Comparison of features between the beginner and the expert. Horizontal axis represents significant feature value in Fig. 10.

Next we tried to analyze the sensitivity. As the result in Table 1, improvement of shooting probability was obtained when the beginner’s pose improves 2.0 (about 1 cm) at each feature.

Table 1. Sensitivity analysis, Column inc(%) shows incremental of shooting probability

5 Conclusion

We evaluated the performance of OpenPose. At first, we evaluated the correspondence between the actual body positions and the output data generated by OpenPose in the static conditions. Next, for evaluating OpenPose in the dynamic conditions, we built a basketball free throw prediction model by a logistic regression model. We found out the followings.

  1. 1.

    The skeletal data recognized by OpenPose are found to be highly applicable with sufficient accuracy.

  2. 2.

    In the previous posture diagnosis, data are generated by marking on a picture frame from a video stream or collected sensor signals by motion capture on the human parts.
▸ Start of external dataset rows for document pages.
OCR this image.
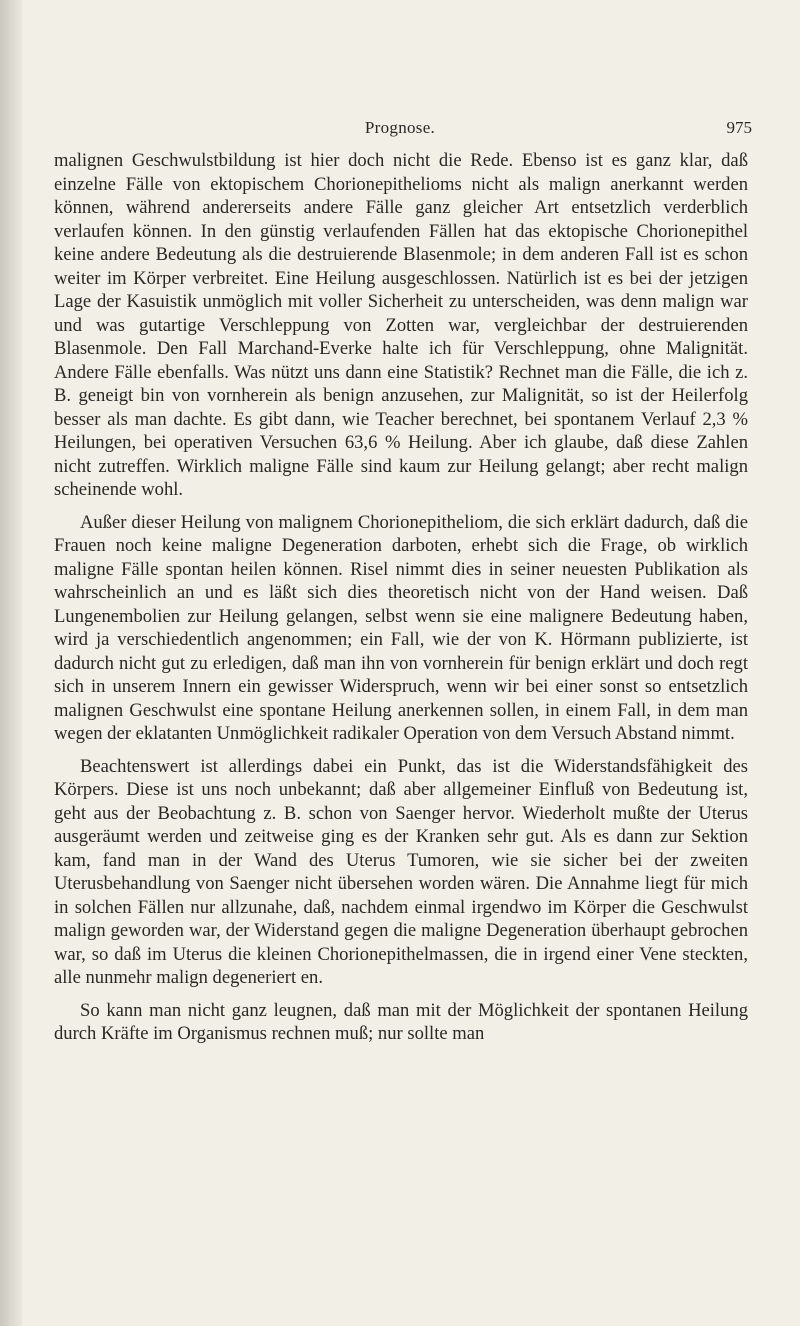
Prognose.	975

malignen Geschwulstbildung ist hier doch nicht die Rede. Ebenso ist es ganz klar, daß einzelne Fälle von ektopischem Chorionepithelioms nicht als malign anerkannt werden können, während andererseits andere Fälle ganz gleicher Art entsetzlich verderblich verlaufen können. In den günstig verlaufenden Fällen hat das ektopische Chorionepithel keine andere Bedeutung als die destruierende Blasenmole; in dem anderen Fall ist es schon weiter im Körper verbreitet. Eine Heilung ausgeschlossen. Natürlich ist es bei der jetzigen Lage der Kasuistik unmöglich mit voller Sicherheit zu unterscheiden, was denn malign war und was gutartige Verschleppung von Zotten war, vergleichbar der destruierenden Blasenmole. Den Fall Marchand-Everke halte ich für Verschleppung, ohne Malignität. Andere Fälle ebenfalls. Was nützt uns dann eine Statistik? Rechnet man die Fälle, die ich z. B. geneigt bin von vornherein als benign anzusehen, zur Malignität, so ist der Heilerfolg besser als man dachte. Es gibt dann, wie Teacher berechnet, bei spontanem Verlauf 2,3 % Heilungen, bei operativen Versuchen 63,6 % Heilung. Aber ich glaube, daß diese Zahlen nicht zutreffen. Wirklich maligne Fälle sind kaum zur Heilung gelangt; aber recht malign scheinende wohl.

Außer dieser Heilung von malignem Chorionepitheliom, die sich erklärt dadurch, daß die Frauen noch keine maligne Degeneration darboten, erhebt sich die Frage, ob wirklich maligne Fälle spontan heilen können. Risel nimmt dies in seiner neuesten Publikation als wahrscheinlich an und es läßt sich dies theoretisch nicht von der Hand weisen. Daß Lungenembolien zur Heilung gelangen, selbst wenn sie eine malignere Bedeutung haben, wird ja verschiedentlich angenommen; ein Fall, wie der von K. Hörmann publizierte, ist dadurch nicht gut zu erledigen, daß man ihn von vornherein für benign erklärt und doch regt sich in unserem Innern ein gewisser Widerspruch, wenn wir bei einer sonst so entsetzlich malignen Geschwulst eine spontane Heilung anerkennen sollen, in einem Fall, in dem man wegen der eklatanten Unmöglichkeit radikaler Operation von dem Versuch Abstand nimmt.

Beachtenswert ist allerdings dabei ein Punkt, das ist die Widerstandsfähigkeit des Körpers. Diese ist uns noch unbekannt; daß aber allgemeiner Einfluß von Bedeutung ist, geht aus der Beobachtung z. B. schon von Saenger hervor. Wiederholt mußte der Uterus ausgeräumt werden und zeitweise ging es der Kranken sehr gut. Als es dann zur Sektion kam, fand man in der Wand des Uterus Tumoren, wie sie sicher bei der zweiten Uterusbehandlung von Saenger nicht übersehen worden wären. Die Annahme liegt für mich in solchen Fällen nur allzunahe, daß, nachdem einmal irgendwo im Körper die Geschwulst malign geworden war, der Widerstand gegen die maligne Degeneration überhaupt gebrochen war, so daß im Uterus die kleinen Chorionepithelmassen, die in irgend einer Vene steckten, alle nunmehr malign degeneriert en.

So kann man nicht ganz leugnen, daß man mit der Möglichkeit der spontanen Heilung durch Kräfte im Organismus rechnen muß; nur sollte man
These methods are so expensive for data collection that statistical models could not be introduced. On the other hand, OpenPose can easily collect accurate data by using a simple web camera, it made it possible to obtain more accurate posture diagnosis by collecting more data.

6 Future Works

The data of basketball free throw in this experiment were taken from one side only by a web camera, so it was suitable to analyze with 2 dimensional data provided by OpenPose. However 3 dimensional motion data could bring better analysis in many occasions in general sports motion analysis field. So use of 3 dimensional OpenPose or expand 2D data generated by 2D OpenPose to 3D data [12] could be demanded. Also instead of the regression model, we would like to challenge a motion analysis by time series models reflecting correlation between the skeleton points using many data generated by OpenPose.